Immigration Status & Public Charge


USCIS is automatically extending the validity of Green Cards to 24 months for lawful permanent residents who file a Form I-90 to renew an expiring or expired Green Card. A recent court ruling declared DACA policy violates US immigration law.

Last-reviewed: 9am, Oct. 6, 2022

Key Resources:

The Basics

  • DHS has published a final public charge rule that will be effective on December 23, 2022. In the meantime, the Trump Administration’s 2019 Public Charge Rule is no longer in effect. Immigrant families can use most public health, nutrition, and housing programs with no adverse impact on their future Green Card applications.
  • USCIS is automatically extending the validity of Green Cards to 24 months for lawful permanent residents who file a Form I-90 to renew an expiring or expired Green Card.
  • A new court ruling declared DACA illegal, but the court did not order the Biden administration to shut down DACA completely.
  • Some people with employment authorization documents (EAD) may be entitled to an automatic 18-month extension. More here.
  • USCIS field offices are open with additional COVID-19 related precautions. Visitors are required to wear a mask.
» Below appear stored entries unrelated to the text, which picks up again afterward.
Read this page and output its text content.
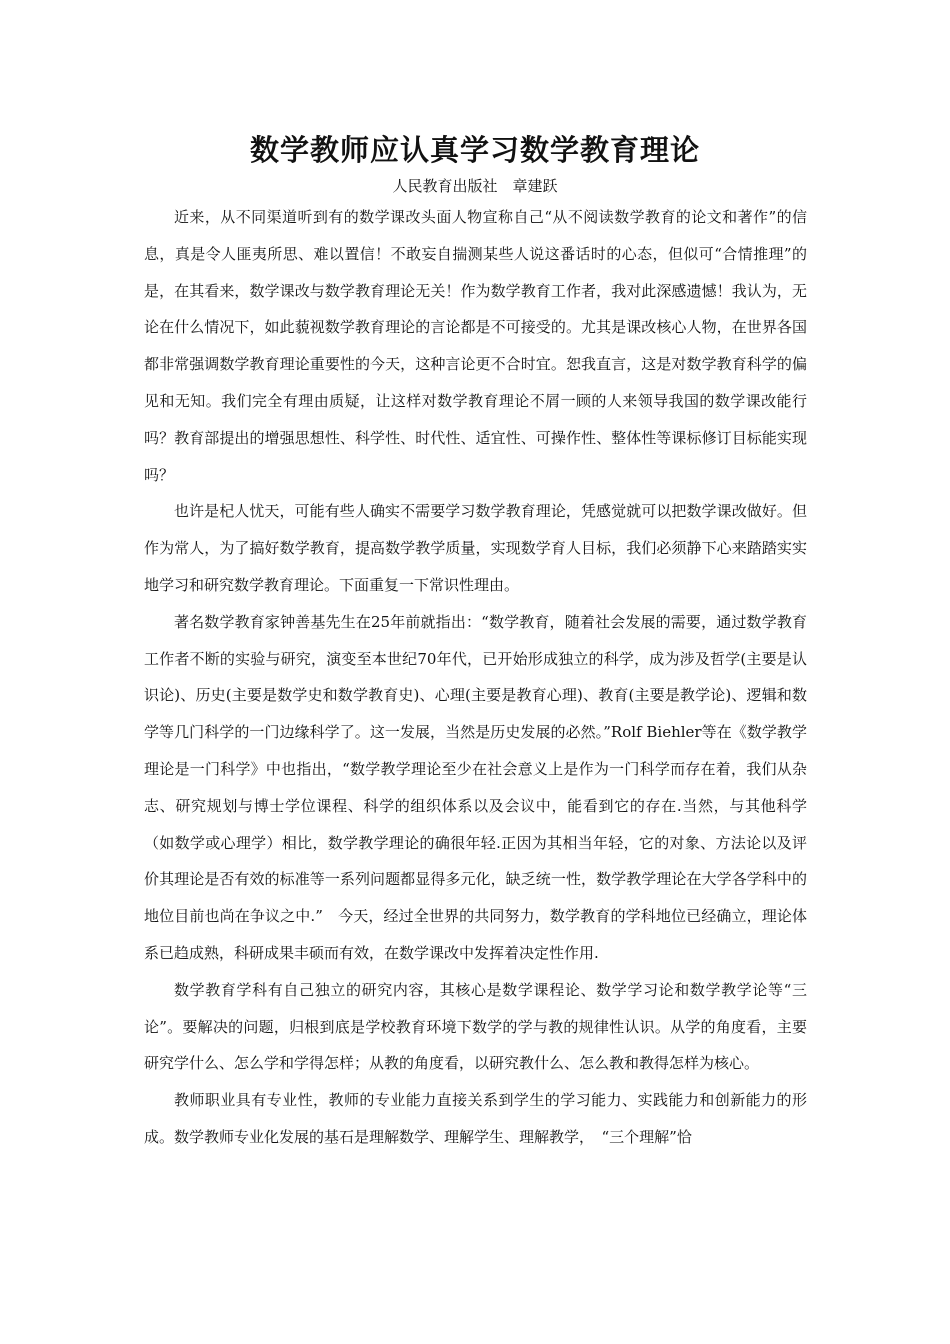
数学教师应认真学习数学教育理论

人民教育出版社　章建跃

近来，从不同渠道听到有的数学课改头面人物宣称自己“从不阅读数学教育的论文和著作”的信息，真是令人匪夷所思、难以置信！不敢妄自揣测某些人说这番话时的心态，但似可“合情推理”的是，在其看来，数学课改与数学教育理论无关！作为数学教育工作者，我对此深感遗憾！我认为，无论在什么情况下，如此藐视数学教育理论的言论都是不可接受的。尤其是课改核心人物，在世界各国都非常强调数学教育理论重要性的今天，这种言论更不合时宜。恕我直言，这是对数学教育科学的偏见和无知。我们完全有理由质疑，让这样对数学教育理论不屑一顾的人来领导我国的数学课改能行吗？教育部提出的增强思想性、科学性、时代性、适宜性、可操作性、整体性等课标修订目标能实现吗？

也许是杞人忧天，可能有些人确实不需要学习数学教育理论，凭感觉就可以把数学课改做好。但作为常人，为了搞好数学教育，提高数学教学质量，实现数学育人目标，我们必须静下心来踏踏实实地学习和研究数学教育理论。下面重复一下常识性理由。

著名数学教育家钟善基先生在25年前就指出：“数学教育，随着社会发展的需要，通过数学教育工作者不断的实验与研究，演变至本世纪70年代，已开始形成独立的科学，成为涉及哲学(主要是认识论)、历史(主要是数学史和数学教育史)、心理(主要是教育心理)、教育(主要是教学论)、逻辑和数学等几门科学的一门边缘科学了。这一发展，当然是历史发展的必然。”Rolf Biehler等在《数学教学理论是一门科学》中也指出，“数学教学理论至少在社会意义上是作为一门科学而存在着，我们从杂志、研究规划与博士学位课程、科学的组织体系以及会议中，能看到它的存在.当然，与其他科学（如数学或心理学）相比，数学教学理论的确很年轻.正因为其相当年轻，它的对象、方法论以及评价其理论是否有效的标准等一系列问题都显得多元化，缺乏统一性，数学教学理论在大学各学科中的地位目前也尚在争议之中.”　今天，经过全世界的共同努力，数学教育的学科地位已经确立，理论体系已趋成熟，科研成果丰硕而有效，在数学课改中发挥着决定性作用.

数学教育学科有自己独立的研究内容，其核心是数学课程论、数学学习论和数学教学论等“三论”。要解决的问题，归根到底是学校教育环境下数学的学与教的规律性认识。从学的角度看，主要研究学什么、怎么学和学得怎样；从教的角度看，以研究教什么、怎么教和教得怎样为核心。

教师职业具有专业性，教师的专业能力直接关系到学生的学习能力、实践能力和创新能力的形成。数学教师专业化发展的基石是理解数学、理解学生、理解教学，　“三个理解”恰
More information here.
  • Boston Immigration Court is open.
  • DHS issued this statement ensuring the public that all individuals living in the United States, regardless of their immigration status, should have access to the COVID-19 vaccine.
  • The Office of Refugee Resettlement (ORR) extended refugee benefits to eligible refugees from 8 months to 12 months.

The Breakdown

  • USCIS announced that it is automatically extending the validity of Green Cards to 24 months for lawful permanent residents who file a Form I-90 to renew an expiring or expired Green Card. (Form I-90 receipt notices had previously provided a 12-month Green Card extension.) For more information, visit Replace Your Green Card.
  • A federal appeals court held that the Deferred Action for Childhood Arrivals policy was illegal as it violates immigration law.
    • The court did not require the Biden Administration to shut-down DACA completely, but it did prohibit the processing of any new DACA applications.
    • Existing DACA recipients may continue to renew their status.
    • This ruling may be subject to additional appeals.
  • Temporary Protected Status (TPS) is granted to foreign nationals when they are unable to return to their home country due to extreme conditions such as those caused by war, environmental disaster or other extraordinary situations.
    • The US recently extended TPS for:
      • Burma effective through May 25, 2024.
      • Syria effective through April 1, 2024.
  • Due to extreme processing delays, the Biden Administration has issued this temporary rule authorizing an 18-month automatic employment authorization extension for people with EADs. This includes, but not limited to, people who are refugees, asylees, or have temporary protected status. More about eligibility categories here.
  • Under the new public charge rule, DHS will not consider in public charge determinations benefits received by family members other than the applicant. As a result, the items on this non exhaustive list are no longer considered public charge:
    • SNAP (food stamps)
    • Medicaid (except for long-term institutionalization)
    • Public housing
    • Section 8
  • Immigration court case information is available online with a 9-digit alien registration number (A-#########) or by calling the Executive Office of Administration Review at 1-800-898-7180.
  • After a federal appeals court rejected the Biden administration’s policy regarding enforcement priorities, the administration appealed the decision to the US Supreme Court.
    • On July 21, 2022, SCOTUS then denied the administration’s request to reinstate its immigration enforcement priorities but agreed to hear the case later this year.
    • The Homeland Security policy had instructed immigration agencies to prioritize three categories of noncitizens for arrest and detention: recent border crossers, those who pose a threat to national security or a threat to public safety.
  • Case processing times have been impacted by the pandemic and staffing. Use the USCIS look-up tool for the latest on the processing time for applications.  
  • Protecting Immigrant Families has updated public charge guidance for advocates here.
  • HigherEd Immigration Portal offers state and federal data and information about DACA, undocumented, other immigrant, international, and refugee students, related policies, and best practices. 
  • RIDOH has these resources for undocumented immigrants and NILC has these COVID-19 resources for immigrants.
  • Penn State Law has put together a resource list for Afghan Nationals seeking legal help or support services. More information can be found here.

The Bottom Line

  • Care teams can help families navigate the limited immigration-related resources available in RI and help to demystify the evolving immigration policy landscape, especially as it relates to public charge. You can help demystify the changes by sharing resources such as the Protecting Immigrant Family Coalition update.